The wayback machine: land of strange illustrations and cover art that led you to discover amazing writers while questioning the sanity or narcotic habits of certain illustrators.
Sarah: So THAT’S where the idea for Burning Man came from. I’ve always wondered.
Candy: That is quite possibly the strangest tan-line I’ve ever seen. It’s like reverse-goggles-farmer tan.
Sarah: It’s Evanovich’s first paranormal, about a very flexible were-jellyfish woman who masquerades as an 80’s executive while waiting for the chance to stretch her talents and entangle the man of her dreams!

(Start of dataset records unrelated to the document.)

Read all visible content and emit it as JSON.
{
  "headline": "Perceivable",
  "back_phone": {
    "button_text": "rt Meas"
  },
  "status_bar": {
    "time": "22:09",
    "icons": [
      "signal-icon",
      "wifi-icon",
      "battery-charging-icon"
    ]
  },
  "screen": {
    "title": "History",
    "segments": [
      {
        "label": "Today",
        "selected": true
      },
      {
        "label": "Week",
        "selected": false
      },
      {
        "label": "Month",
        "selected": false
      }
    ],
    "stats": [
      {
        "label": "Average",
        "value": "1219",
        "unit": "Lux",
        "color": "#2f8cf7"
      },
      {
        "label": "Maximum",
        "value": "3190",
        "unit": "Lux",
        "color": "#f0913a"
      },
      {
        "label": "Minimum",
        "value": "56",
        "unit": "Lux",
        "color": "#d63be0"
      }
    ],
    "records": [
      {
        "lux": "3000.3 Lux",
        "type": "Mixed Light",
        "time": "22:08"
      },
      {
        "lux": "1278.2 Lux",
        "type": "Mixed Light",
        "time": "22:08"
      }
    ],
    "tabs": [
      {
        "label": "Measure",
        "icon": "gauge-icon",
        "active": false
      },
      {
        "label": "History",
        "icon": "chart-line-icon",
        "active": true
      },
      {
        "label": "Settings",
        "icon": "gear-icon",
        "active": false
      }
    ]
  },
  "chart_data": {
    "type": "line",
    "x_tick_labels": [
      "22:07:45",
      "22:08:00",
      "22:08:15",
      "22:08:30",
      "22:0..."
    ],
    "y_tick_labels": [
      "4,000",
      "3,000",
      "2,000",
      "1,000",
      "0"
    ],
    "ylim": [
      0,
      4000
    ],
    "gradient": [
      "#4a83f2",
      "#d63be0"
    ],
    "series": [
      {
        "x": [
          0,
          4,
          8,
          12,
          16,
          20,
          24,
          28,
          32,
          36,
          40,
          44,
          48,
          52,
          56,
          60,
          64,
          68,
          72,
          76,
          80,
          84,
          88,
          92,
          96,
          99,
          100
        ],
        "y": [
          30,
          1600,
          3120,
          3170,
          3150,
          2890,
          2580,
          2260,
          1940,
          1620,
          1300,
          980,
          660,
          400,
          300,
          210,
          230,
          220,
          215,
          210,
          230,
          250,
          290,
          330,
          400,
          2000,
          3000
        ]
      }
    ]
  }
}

Candy: Holy crap! It’s totally that annoying chick from the first season of West Wing! Except she seems to have picked up a gnarly case of rheumatoid arthritis along the way. Poor lady. My one big piece of advice for you, speaking as a person who’s good friends with a fellow young ‘un with gnarly arthritis: let OXO be thy savior.

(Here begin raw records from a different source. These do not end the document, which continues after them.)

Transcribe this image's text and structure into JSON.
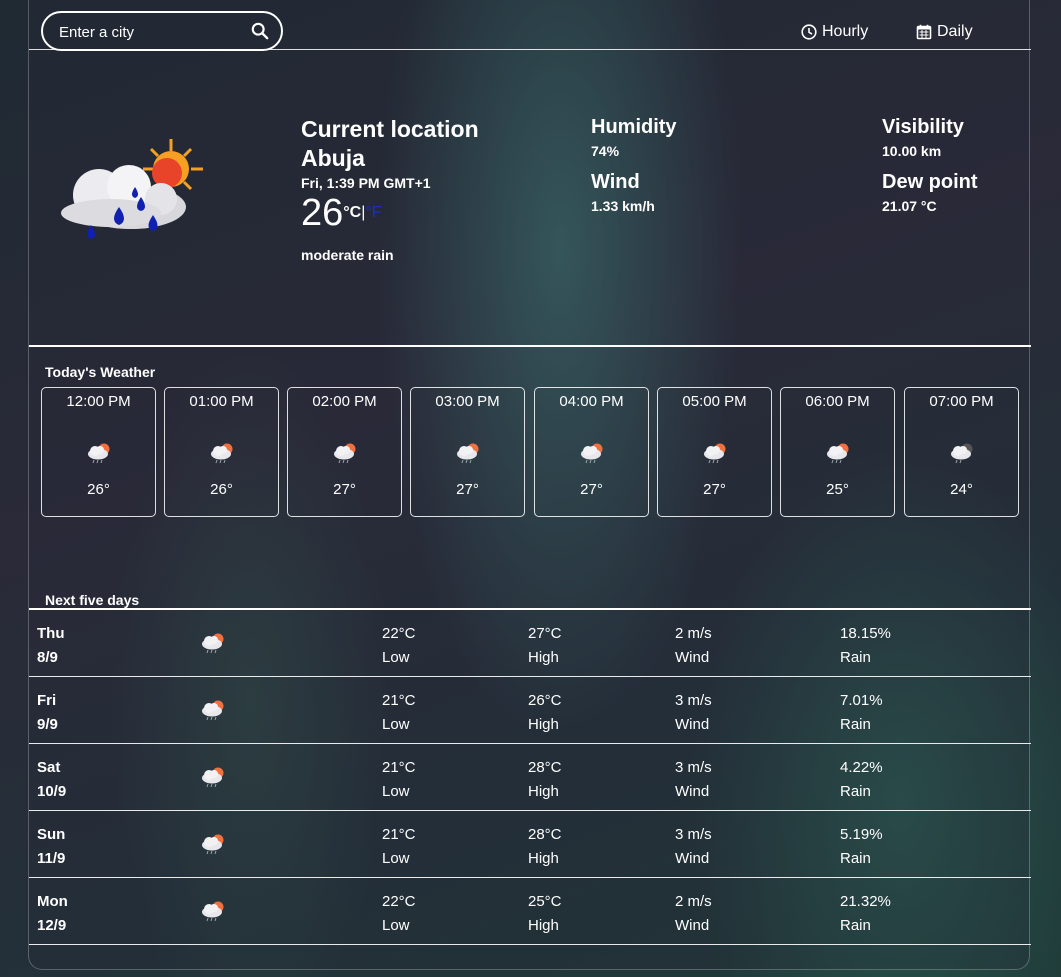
{
  "search": {
    "placeholder": "Enter a city",
    "icon": "search-icon"
  },
  "nav": {
    "hourly": "Hourly",
    "daily": "Daily"
  },
  "current": {
    "title": "Current location",
    "city": "Abuja",
    "time": "Fri, 1:39 PM GMT+1",
    "temp": "26",
    "unit_c": "°C",
    "sep": "|",
    "unit_f": "°F",
    "condition": "moderate rain",
    "humidity_label": "Humidity",
    "humidity": "74%",
    "wind_label": "Wind",
    "wind": "1.33 km/h",
    "visibility_label": "Visibility",
    "visibility": "10.00 km",
    "dew_label": "Dew point",
    "dew": "21.07 °C"
  },
  "today": {
    "title": "Today's Weather",
    "hours": [
      {
        "time": "12:00 PM",
        "temp": "26°",
        "icon": "sun-cloud-rain-icon"
      },
      {
        "time": "01:00 PM",
        "temp": "26°",
        "icon": "sun-cloud-rain-icon"
      },
      {
        "time": "02:00 PM",
        "temp": "27°",
        "icon": "sun-cloud-rain-icon"
      },
      {
        "time": "03:00 PM",
        "temp": "27°",
        "icon": "sun-cloud-rain-icon"
      },
      {
        "time": "04:00 PM",
        "temp": "27°",
        "icon": "sun-cloud-rain-icon"
      },
      {
        "time": "05:00 PM",
        "temp": "27°",
        "icon": "sun-cloud-rain-icon"
      },
      {
        "time": "06:00 PM",
        "temp": "25°",
        "icon": "sun-cloud-rain-icon"
      },
      {
        "time": "07:00 PM",
        "temp": "24°",
        "icon": "moon-cloud-rain-icon"
      }
    ]
  },
  "five": {
    "title": "Next five days",
    "low_label": "Low",
    "high_label": "High",
    "wind_label": "Wind",
    "rain_label": "Rain",
    "days": [
      {
        "day": "Thu",
        "date": "8/9",
        "low": "22°C",
        "high": "27°C",
        "wind": "2 m/s",
        "rain": "18.15%"
      },
      {
        "day": "Fri",
        "date": "9/9",
        "low": "21°C",
        "high": "26°C",
        "wind": "3 m/s",
        "rain": "7.01%"
      },
      {
        "day": "Sat",
        "date": "10/9",
        "low": "21°C",
        "high": "28°C",
        "wind": "3 m/s",
        "rain": "4.22%"
      },
      {
        "day": "Sun",
        "date": "11/9",
        "low": "21°C",
        "high": "28°C",
        "wind": "3 m/s",
        "rain": "5.19%"
      },
      {
        "day": "Mon",
        "date": "12/9",
        "low": "22°C",
        "high": "25°C",
        "wind": "2 m/s",
        "rain": "21.32%"
      }
    ]
  }
}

Sarah: Never, and I do mean NEVER, doubt the power of sexxy contained in a thumb-on-the-chin Olan Mills photo pose. I have to… excuse me. Rwor.

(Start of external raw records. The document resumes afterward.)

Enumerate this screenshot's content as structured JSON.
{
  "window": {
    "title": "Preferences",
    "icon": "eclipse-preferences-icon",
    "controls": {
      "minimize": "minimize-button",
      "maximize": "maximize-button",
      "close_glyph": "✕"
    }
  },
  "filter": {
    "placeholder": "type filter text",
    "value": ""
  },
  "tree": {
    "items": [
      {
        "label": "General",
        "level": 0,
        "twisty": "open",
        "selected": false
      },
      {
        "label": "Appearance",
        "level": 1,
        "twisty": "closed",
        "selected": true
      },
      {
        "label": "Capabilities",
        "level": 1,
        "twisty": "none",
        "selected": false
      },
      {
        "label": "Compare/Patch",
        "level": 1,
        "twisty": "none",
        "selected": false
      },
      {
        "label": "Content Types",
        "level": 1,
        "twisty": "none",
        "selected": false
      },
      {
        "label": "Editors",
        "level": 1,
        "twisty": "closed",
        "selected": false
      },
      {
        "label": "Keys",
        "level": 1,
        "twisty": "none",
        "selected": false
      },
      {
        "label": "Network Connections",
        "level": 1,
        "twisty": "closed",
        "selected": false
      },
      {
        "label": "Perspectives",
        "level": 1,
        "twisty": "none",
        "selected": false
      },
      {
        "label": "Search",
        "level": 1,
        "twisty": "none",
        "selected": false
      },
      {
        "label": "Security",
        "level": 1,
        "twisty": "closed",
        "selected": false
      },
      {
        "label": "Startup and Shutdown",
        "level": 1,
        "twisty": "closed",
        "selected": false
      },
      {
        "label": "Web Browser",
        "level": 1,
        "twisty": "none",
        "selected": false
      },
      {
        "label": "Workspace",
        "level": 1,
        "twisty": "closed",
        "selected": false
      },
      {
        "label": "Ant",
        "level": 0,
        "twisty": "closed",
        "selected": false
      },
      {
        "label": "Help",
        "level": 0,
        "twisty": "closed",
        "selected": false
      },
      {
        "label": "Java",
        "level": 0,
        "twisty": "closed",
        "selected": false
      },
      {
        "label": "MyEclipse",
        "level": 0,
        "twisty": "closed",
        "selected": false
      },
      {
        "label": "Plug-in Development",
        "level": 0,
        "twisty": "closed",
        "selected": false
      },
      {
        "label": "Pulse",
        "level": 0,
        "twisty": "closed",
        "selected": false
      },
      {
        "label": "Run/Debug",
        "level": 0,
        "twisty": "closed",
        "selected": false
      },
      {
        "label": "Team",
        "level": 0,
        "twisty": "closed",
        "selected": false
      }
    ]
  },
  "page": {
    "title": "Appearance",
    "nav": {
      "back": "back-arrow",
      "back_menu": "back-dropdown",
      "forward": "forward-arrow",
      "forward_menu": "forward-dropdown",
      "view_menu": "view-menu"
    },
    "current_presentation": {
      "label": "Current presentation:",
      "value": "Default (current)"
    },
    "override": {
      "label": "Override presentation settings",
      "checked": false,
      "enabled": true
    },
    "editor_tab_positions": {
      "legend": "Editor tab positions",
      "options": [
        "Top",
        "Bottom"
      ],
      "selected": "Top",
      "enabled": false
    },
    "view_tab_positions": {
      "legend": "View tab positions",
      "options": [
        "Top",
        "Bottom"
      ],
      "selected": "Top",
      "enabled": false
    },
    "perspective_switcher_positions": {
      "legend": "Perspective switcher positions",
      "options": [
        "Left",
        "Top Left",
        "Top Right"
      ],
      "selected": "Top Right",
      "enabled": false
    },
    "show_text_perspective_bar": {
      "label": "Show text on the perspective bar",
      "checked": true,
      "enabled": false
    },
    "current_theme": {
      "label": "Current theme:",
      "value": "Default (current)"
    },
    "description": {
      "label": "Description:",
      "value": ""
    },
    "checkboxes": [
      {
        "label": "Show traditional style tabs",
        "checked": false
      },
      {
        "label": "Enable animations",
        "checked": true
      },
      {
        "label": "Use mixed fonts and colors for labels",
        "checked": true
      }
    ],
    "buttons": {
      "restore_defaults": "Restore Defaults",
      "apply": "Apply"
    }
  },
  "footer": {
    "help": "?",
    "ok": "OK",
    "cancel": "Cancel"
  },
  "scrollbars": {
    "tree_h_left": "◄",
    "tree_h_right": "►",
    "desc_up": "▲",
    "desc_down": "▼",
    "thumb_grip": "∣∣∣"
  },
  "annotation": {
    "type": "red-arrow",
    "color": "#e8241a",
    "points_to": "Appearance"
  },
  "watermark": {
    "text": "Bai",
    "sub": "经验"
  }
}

Candy: Is somebody channeling a bit of the Hoff? The answer, I think, is YES, YES, YES.
Putting eyeholes in the fire so he can see? How silly is that? If he didn’t want his view obstructed, he should’ve picked a smaller fire to walk through. Some poor campers are just trying to roast their marshmellows and a half-naked man just saunters out of the woods and into their campfire.
“Pardon me, just gotta pose for my sexy cover photo…
‘K thanks.”
The funny thing is, the hero on the cover of CINDERMAN looks vaguely like my father, which kind of squicked me out.
People do really remember that book fondly though.
And my security code is actually 38, so clearly the computer gods know my real age.